Les améliorations en matière d’accès au marché sont substantielles : 99,8% des exportations suisses en Chine devraient être exonérées des droits de douane à moyen terme, et 77,5% dès l’entrée en vigueur de l’accord. Aujourd’hui, ce pourcentage n’est que de 53,6%. Le SECO chiffre le potentiel d’économies supplémentaires sur les droits de douane à près de 244 millions de francs. Le secteur des machines, des équipements électriques et des instruments de précision notamment en bénéficiera tout particulièrement.
« La Chine est à la fois un marché clé et un concurrent redoutable pour l’industrie tech suisse. La modernisation de l’accord de libre-échange supprime les entraves douanières sur les produits de haute technologie et met à jour les règles du jeu commerciales. C’est exactement le pragmatisme dont un petit État tourné vers l’exportation a besoin en matière de politique économique extérieure », souligne Martin Hirzel, président de Swissmem.

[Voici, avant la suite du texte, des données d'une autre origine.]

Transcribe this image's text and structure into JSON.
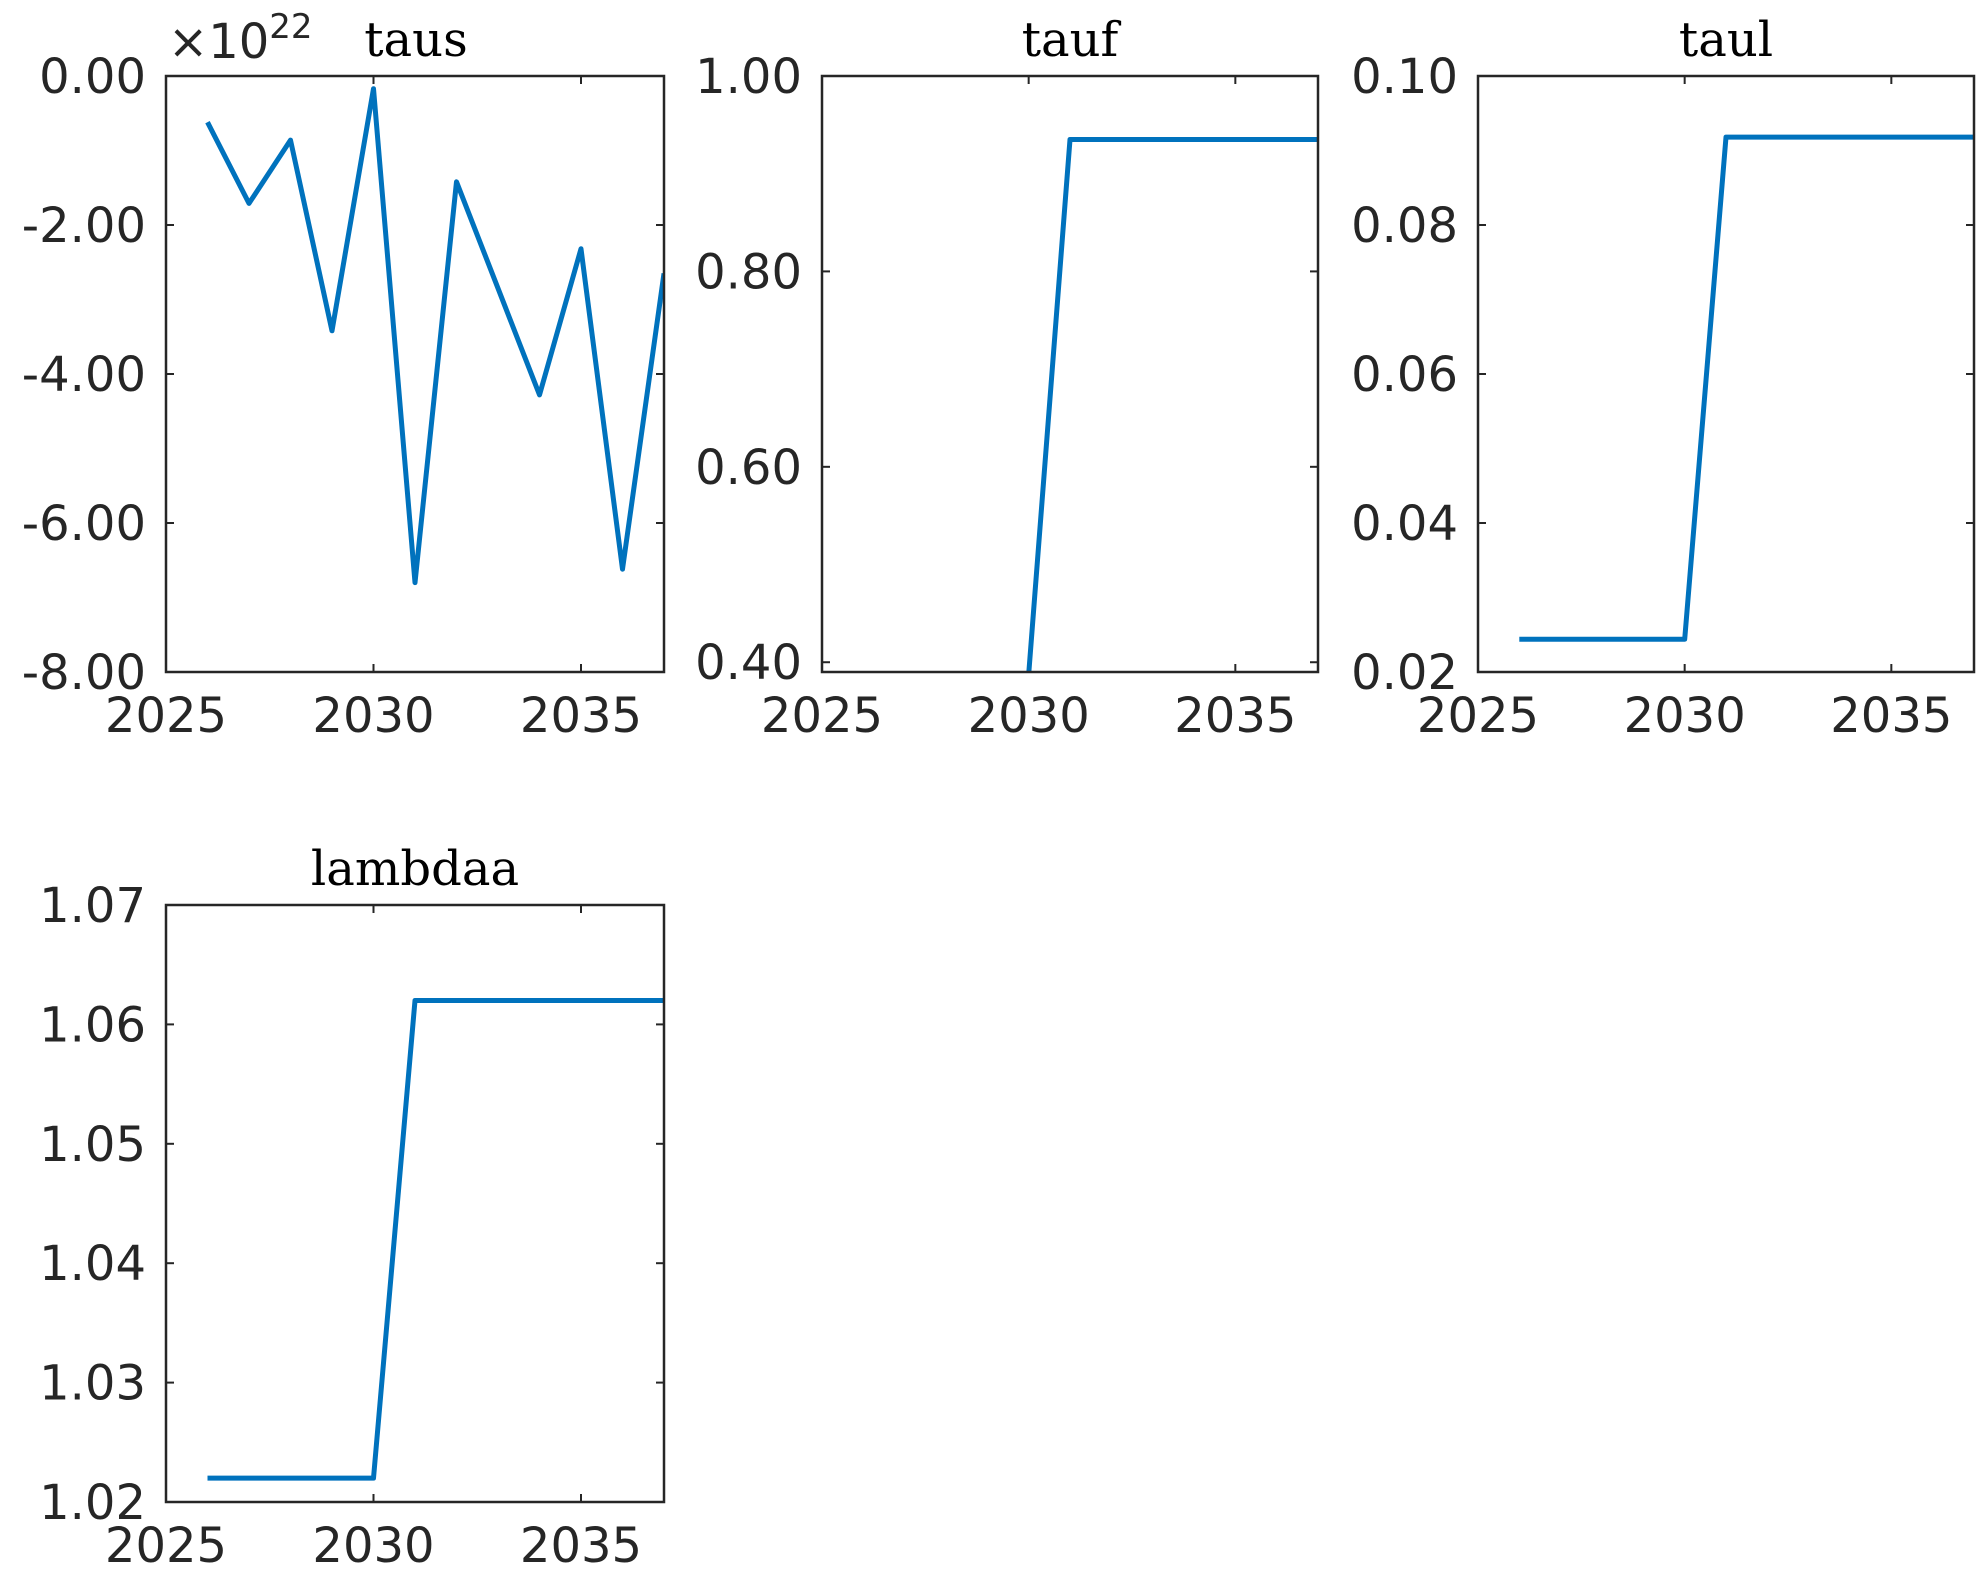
{
  "chart_data": [
    {
      "type": "line",
      "title": "taus",
      "exponent_label": "×10",
      "exponent_power": "22",
      "x": [
        2026,
        2027,
        2028,
        2029,
        2030,
        2031,
        2032,
        2033,
        2034,
        2035,
        2036,
        2037
      ],
      "series": [
        {
          "values": [
            -0.62,
            -1.71,
            -0.86,
            -3.42,
            -0.17,
            -6.8,
            -1.42,
            -2.85,
            -4.28,
            -2.32,
            -6.62,
            -2.65
          ]
        }
      ],
      "xlim": [
        2025,
        2037
      ],
      "ylim": [
        -8,
        0
      ],
      "xticks": [
        2025,
        2030,
        2035
      ],
      "xtick_labels": [
        "2025",
        "2030",
        "2035"
      ],
      "yticks": [
        0,
        -2,
        -4,
        -6,
        -8
      ],
      "ytick_labels": [
        "0.00",
        "-2.00",
        "-4.00",
        "-6.00",
        "-8.00"
      ],
      "xlabel": "",
      "ylabel": "",
      "grid": false,
      "line_color": "#0072BD"
    },
    {
      "type": "line",
      "title": "tauf",
      "x": [
        2026,
        2027,
        2028,
        2029,
        2030,
        2031,
        2032,
        2033,
        2034,
        2035,
        2036,
        2037
      ],
      "series": [
        {
          "values": [
            0.388,
            0.388,
            0.388,
            0.388,
            0.388,
            0.935,
            0.935,
            0.935,
            0.935,
            0.935,
            0.935,
            0.935
          ]
        }
      ],
      "xlim": [
        2025,
        2037
      ],
      "ylim": [
        0.39,
        1.0
      ],
      "xticks": [
        2025,
        2030,
        2035
      ],
      "xtick_labels": [
        "2025",
        "2030",
        "2035"
      ],
      "yticks": [
        1.0,
        0.8,
        0.6,
        0.4
      ],
      "ytick_labels": [
        "1.00",
        "0.80",
        "0.60",
        "0.40"
      ],
      "xlabel": "",
      "ylabel": "",
      "grid": false,
      "line_color": "#0072BD"
    },
    {
      "type": "line",
      "title": "taul",
      "x": [
        2026,
        2027,
        2028,
        2029,
        2030,
        2031,
        2032,
        2033,
        2034,
        2035,
        2036,
        2037
      ],
      "series": [
        {
          "values": [
            0.0244,
            0.0244,
            0.0244,
            0.0244,
            0.0244,
            0.0918,
            0.0918,
            0.0918,
            0.0918,
            0.0918,
            0.0918,
            0.0918
          ]
        }
      ],
      "xlim": [
        2025,
        2037
      ],
      "ylim": [
        0.02,
        0.1
      ],
      "xticks": [
        2025,
        2030,
        2035
      ],
      "xtick_labels": [
        "2025",
        "2030",
        "2035"
      ],
      "yticks": [
        0.1,
        0.08,
        0.06,
        0.04,
        0.02
      ],
      "ytick_labels": [
        "0.10",
        "0.08",
        "0.06",
        "0.04",
        "0.02"
      ],
      "xlabel": "",
      "ylabel": "",
      "grid": false,
      "line_color": "#0072BD"
    },
    {
      "type": "line",
      "title": "lambdaa",
      "x": [
        2026,
        2027,
        2028,
        2029,
        2030,
        2031,
        2032,
        2033,
        2034,
        2035,
        2036,
        2037
      ],
      "series": [
        {
          "values": [
            1.022,
            1.022,
            1.022,
            1.022,
            1.022,
            1.062,
            1.062,
            1.062,
            1.062,
            1.062,
            1.062,
            1.062
          ]
        }
      ],
      "xlim": [
        2025,
        2037
      ],
      "ylim": [
        1.02,
        1.07
      ],
      "xticks": [
        2025,
        2030,
        2035
      ],
      "xtick_labels": [
        "2025",
        "2030",
        "2035"
      ],
      "yticks": [
        1.07,
        1.06,
        1.05,
        1.04,
        1.03,
        1.02
      ],
      "ytick_labels": [
        "1.07",
        "1.06",
        "1.05",
        "1.04",
        "1.03",
        "1.02"
      ],
      "xlabel": "",
      "ylabel": "",
      "grid": false,
      "line_color": "#0072BD"
    }
  ]
}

La Chine fixe de nouvelles normes en matière de concurrence
Le 24e symposium de Swissmem a également mis en évidence l’importance d’améliorer les conditions-cadres. Il en est ressorti que les entreprises chinoises ne misent plus depuis longtemps sur le prix comme principal argument concurrentiel. Elles ont largement rattrapé leur retard tant sur le plan technologique que qualitatif, et mettent sur le marché des nouvelles solutions en un temps record. Pour les entreprises suisses, l’excellence technique à elle seule ne suffit donc plus. La rapidité, la proximité de la clientèle, le service et l’efficacité des processus sont devenus des facteurs concurrentiels décisifs. Aujourd’hui, la Chine est non seulement un important marché d’exportation et d’approvisionnement, mais aussi un marché qui contraint les entreprises suisses à innover et à s’adapter en permanence.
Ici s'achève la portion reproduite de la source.